Он имел в виду, конечно же, высокомерное обдуривание клиентов, которым с таким наслаждением занимался его отец.

Они продолжили путь к воротам кладбища. Красная обводка дряблых век придавала искусствоведу такой вид, будто он только что утер слезы. Хавьер всегда подозревал, что прежде Сальгадо был отнюдь не такой жердью, в какую превратился теперь, и что кожа сползла у него с лица вместе с лишним жиром, образовав отвислости под глазами и скулами. Отец говорил, что он похож на бассета, но хотя бы не пускает слюни. Это был завуалированный комплимент.

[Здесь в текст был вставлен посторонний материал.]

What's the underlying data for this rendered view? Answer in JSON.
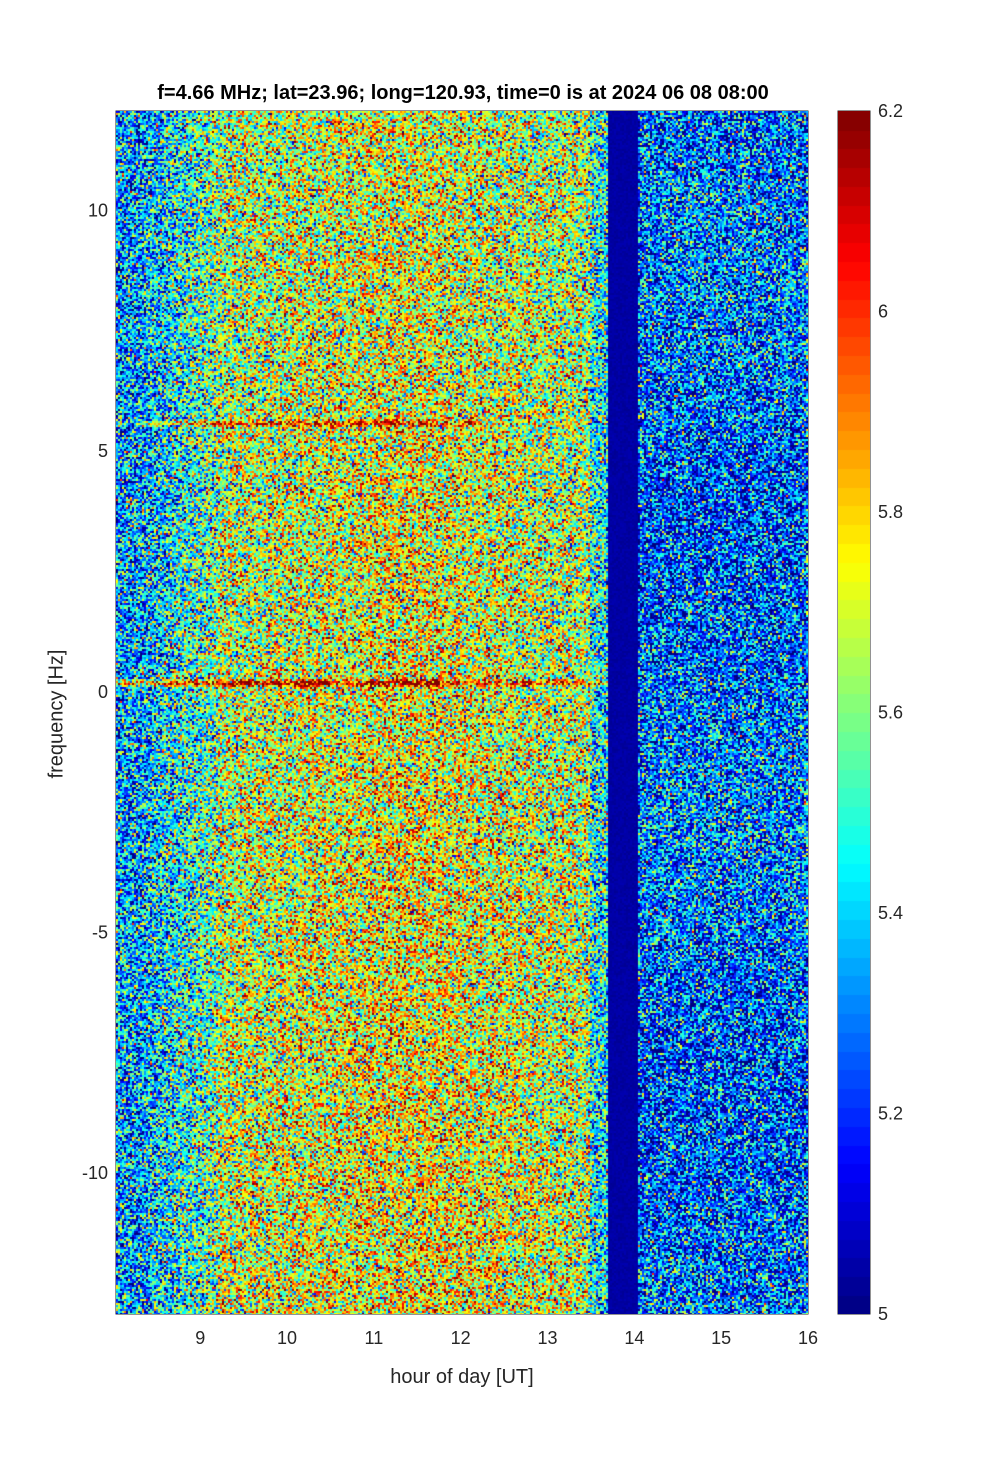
{
  "chart_data": {
    "type": "heatmap",
    "title": "f=4.66 MHz;  lat=23.96; long=120.93, time=0 is at 2024 06 08 08:00",
    "xlabel": "hour of day [UT]",
    "ylabel": "frequency [Hz]",
    "xlim": [
      8.03,
      16
    ],
    "ylim": [
      -12.93,
      12.07
    ],
    "xticks": [
      9,
      10,
      11,
      12,
      13,
      14,
      15,
      16
    ],
    "xtick_labels": [
      "9",
      "10",
      "11",
      "12",
      "13",
      "14",
      "15",
      "16"
    ],
    "yticks": [
      10,
      5,
      0,
      -5,
      -10
    ],
    "ytick_labels": [
      "10",
      "5",
      "0",
      "-5",
      "-10"
    ],
    "colorbar": {
      "colormap": "jet",
      "clim": [
        5,
        6.2
      ],
      "ticks": [
        6.2,
        6,
        5.8,
        5.6,
        5.4,
        5.2,
        5
      ],
      "tick_labels": [
        "6.2",
        "6",
        "5.8",
        "5.6",
        "5.4",
        "5.2",
        "5"
      ]
    },
    "features": {
      "data_gap_hours": [
        13.7,
        14.05
      ],
      "strong_line_frequency_hz": 0.2,
      "secondary_line_frequency_hz": 5.6,
      "elevated_power_hours": [
        9.2,
        13.5
      ]
    },
    "colors": {
      "background_low": "#1e57c8",
      "gap": "#000094",
      "peak": "#8b0000"
    }
  }
}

Отец принимал поклонение только от красивых женщин и людей, чьим талантом он восхищался.

– А вы как с ним познакомились?

– Как вы, наверное, помните, я живу в квартале Порвенир, и когда он открыл там свой ресторан, я был одним из его первых посетителей.

– А раньше вы его не знали?

Они шли размашистым шагом, и длинные ноги Сальгадо заметно вихлялись. Он неожиданно зацепился носком за ступню Фалькона и непременно растянулся бы на земле, если бы тот вовремя не подхватил его под руку.

– О, боже, благодарю вас, Хавьер. Мне в моем возрасте как‑то не хочется загреметь, сломать шейку бедра и впасть в маразм от сидения в четырех стенах.